This week a distraught friend told me how her husband of over 15 years had been, for the last year, behaving rather oddly. He started telling her – daily – that he only stayed with her because he pitied her; that he had never really enjoyed her company; that he felt that out there there could be women with whom he could have a better relationship; that she did not make him feel fulfilled. She spoke of how he was constantly giving her the cold shoulder; how he started going out on his own, even travelling on his own; and how he was all the time suggesting that they should separate.

My heart sank with each of her outpours. This was your usual script. He clearly wanted out, and was psychologically abusing her in the process. She – who treasured long years of memories with him – could not understand what was happening and felt like the world was crumbling at her feet, and that she was the only one to blame for it. And instead of packing up and leave, she was staying put, to have her confidence trampled upon and her spirit crushed.

She is not the first and won’t be the last woman to go through the pain and sorrow of a one-sided relationship breakdown. And there is very little you can do to assuage the pain, except to listen and encourage breaking free.

That same day, Victim Support Malta coordinated an event to mark One Billion Rising – a global movement to end violence against women. They held an activity at the University and the main message was to educate; to teach young people how to recognise the signs of bad relationships and the sort of behaviour that can worsen. These are skills of life that we are not born with, but that we badly need to be trained in. The targets were men too: an important part of the education programme requires men examining their own behaviour with women.

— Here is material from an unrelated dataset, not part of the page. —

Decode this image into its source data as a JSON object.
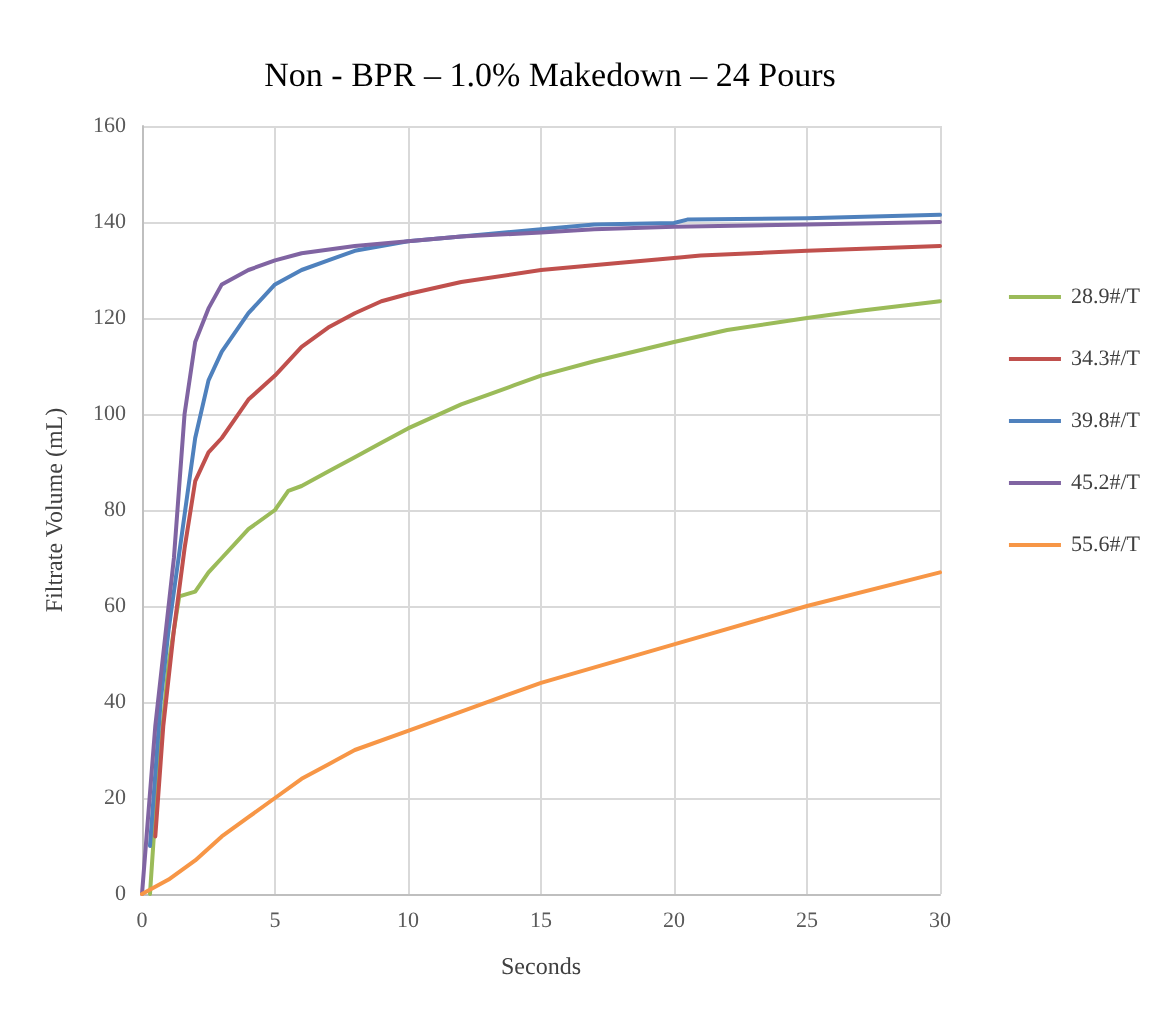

Victim Support Malta has been tireless in its work to create awareness in society about the difficulties that women have to go through when they find themselves as victims. But there is need of a major cultural shift for more taboos to be smashed.

A friend of mine while going through the separation process, was constantly threatened by her ex-husband. When she plucked up courage and filed a report, she was made to feel worse: at the station, the police showed no sign of empathy and told her to “go home and try and make up”.  When she eventually went to court, the sentence was so mild and the fine so low that she was practically unprotected against her controlling and physically abusive husband.

Another acquaintance was gutted when after she filed for separation, after years of being manipulated by her husband, she had to sit opposite him for family mediation, despite the clear power imbalance. Her husband sat there telling all at table how great he was, how much he loved her, how it was the fault of her lawyer that they broke up and how it was best if they get back together again. So broken was she, that she very nearly did that.

We all – men and women – have the duty to ensure that our society offers a healthy cushioning system against abusive behaviour – because everyone has the right to be protected from having their spirit crushed

These three women I mention are all strong, independent and an inspiration to many in their different fields, and it is very rattling to see them slowly morph into shadows of what they once were – all because society is not yet organised to provide them with a system which backs them up and prevents them from becoming victims.

Data tabled in Parliament earlier this week showed how last year 1,272 domestic violence reports were filed, which compares drastically to the 116 filed a decade ago. This means that slowly people (the majority are women) are not as fearful to report domestic crimes.

The majority of victims who filed reports to the police suffered psychological harm (577 cases) and slight bodily harm through physical force (579 cases).

But what happens after the report is filed? There is, shamefully, no data which throws light on how many offenders were found guilty; what punishments they got; how many protection orders were issued; and the number of crimes committed by repeat offenders. Victim Support Malta suspects that the majority of offenders get away scot-free, which is horrifyingly disheartening for the victims. And it ought to be disheartening for society too.

We like to brand ourselves as the coolest when it comes to gender equality, but the reality is that we are still a far way off. These are some of the few things we need to get sorted urgently:

■ Better coordination between police, health professionals and social workers.

■ Setting up of an on-call team made up of social workers, health and police.

■ A protocol on how to proceed in domestic violence cases for magistrates and judges.

■ A campaign to promote NGOs which offer psychological and emotional support.

■ An education campaign to make women more financially independent.

We all – men and women – have the duty to ensure that our society offers a healthy cushioning system against abusive behaviour – because everyone has the right to be protected from having their spirit crushed.